Let us be brutally honest. The Arpora nightclub was not an aberration. It was a symptom. An illegal structure, flouting every fire safety norm, operating openly, brazenly, with the silent blessings of those whose duty it was to protect life. Wooden structures, dried grass aesthetics, fireworks in a closed space – this was not negligence. This was criminal arrogance enabled by a corrupt ecosystem. When the fire broke out, it did not just burn bodies; it burned the lie that Goa’s degeneration is accidental.
What kind of society allows illegal clubs to mushroom next to villages? What kind of administration looks away while licences are manipulated, safety certificates are rubber-stamped, and bribes become the currency of governance? And what kind of people stay silent until bodies pile up? Arpora is not just about the Luthra brothers or a single nightclub. It is about a system that has normalised illegality and a society that has normalised silence.
Goans must ask themselves uncomfortable questions. When did we decide that quick money matters more than human life? When did we accept that outsiders can buy our land, bend our laws, and convert our villages into dens of debauchery? When did we stop caring that our children are growing up in a Goa where drugs, prostitution, and lawlessness are marketed as “tourism”?
This is not tourism. This is moral vandalism.
A Dev Bhoomi is defined by maryada – limits. Shaitan Bhoomi is defined by excess without consequence. What Arpora reveals is that Goa’s regulatory institutions have collapsed, and in that vacuum, sin has flourished. Panchayats look away. Police look away. Departments look away, Politicians look away. Everyone looks away – until death forces us to look.
But even after death, what is the system’s response? A cheque. A compensation amount that insults the value of human life. No empathy. No accountability. No urgency to fix the rot. Just transactional governance—as if 25 lives can be balanced in a ledger. This is not governance. This is moral bankruptcy.
The danger is not just illegal nightclubs. The danger is that Goans are slowly being conditioned to believe that this is normal. That this is the “new Goa.” That questioning corruption is anti-tourism. That demanding law and order is anti-business. This narrative is poisonous. It is how Shaitan Bhoomi is manufactured – one compromise at a time.
Goa’s spiritual strength has always come from harmony – with nature, with faith, with community.

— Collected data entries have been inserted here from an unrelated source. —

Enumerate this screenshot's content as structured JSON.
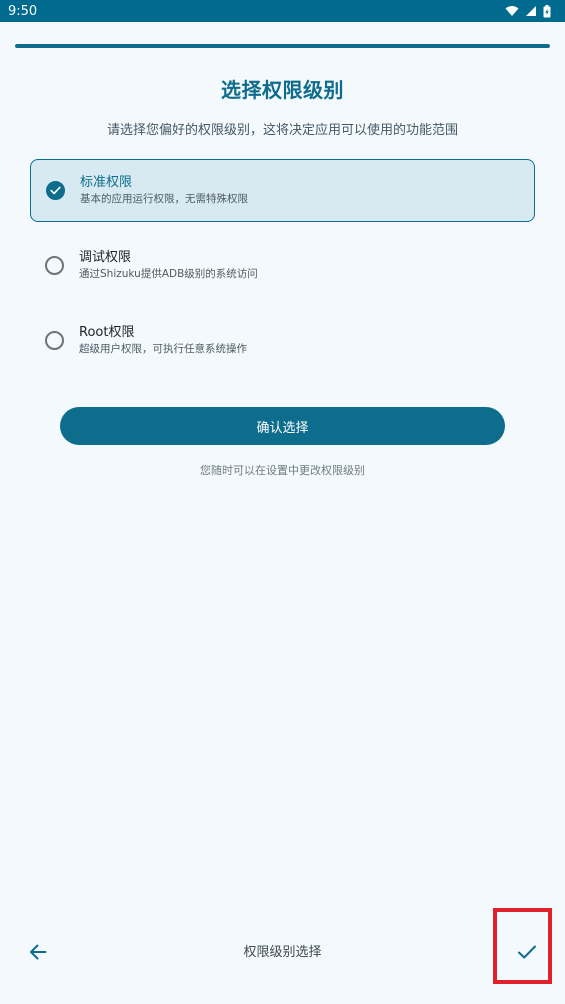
{
  "status_bar": {
    "time": "9:50",
    "icons": [
      "wifi-icon",
      "signal-icon",
      "battery-icon"
    ]
  },
  "progress": {
    "fraction": 1.0
  },
  "header": {
    "title": "选择权限级别",
    "subtitle": "请选择您偏好的权限级别，这将决定应用可以使用的功能范围"
  },
  "options": [
    {
      "title": "标准权限",
      "description": "基本的应用运行权限，无需特殊权限",
      "selected": true
    },
    {
      "title": "调试权限",
      "description": "通过Shizuku提供ADB级别的系统访问",
      "selected": false
    },
    {
      "title": "Root权限",
      "description": "超级用户权限，可执行任意系统操作",
      "selected": false
    }
  ],
  "confirm_button": {
    "label": "确认选择"
  },
  "hint": "您随时可以在设置中更改权限级别",
  "bottom_bar": {
    "title": "权限级别选择",
    "back_icon": "arrow-left-icon",
    "done_icon": "check-icon"
  },
  "colors": {
    "accent": "#0e6d8d",
    "status_bar": "#006b8f",
    "background": "#f3f9fd",
    "selected_background": "#d7eaf2",
    "highlight": "#e0202a"
  }
}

That harmony is being violently disrupted by unchecked commercialisation driven by greed, protected by corruption, and tolerated by apathy. When forests are cleared, beaches are encroached, villages are overrun, and laws are mocked, it is not development – it is desecration.
Arpora must be our line in the sand.
If 25 deaths do not force Goans to rise above party lines, then we are complicit. If we continue to vote based on caste, favours, and freebies while ignoring corruption, then we share the blame. If we remain silent because “it doesn’t affect me,” then we should remember – evil never stops at one doorstep.
Dev Bhoomi does not remain Dev Bhoomi by default. It remains so because its people defend its values. Shaitan Bhoomi emerges not because evil is powerful, but because good people choose convenience over courage.
Goa today stands at a civilisational crossroads. One path leads to restoration – strict enforcement of law, zero tolerance for corruption, and reclaiming tourism that respects life and culture. The other path leads to deeper decay – more Arporas, more bodies, more blood on our collective conscience.
Arpora is a warning. A final warning.
Sleeping Goans must wake up. Not tomorrow. Not after the next tragedy. Now. Because if we allow this land of blessings to fully transform into a land of sin, history will not forgive us – and neither will our children.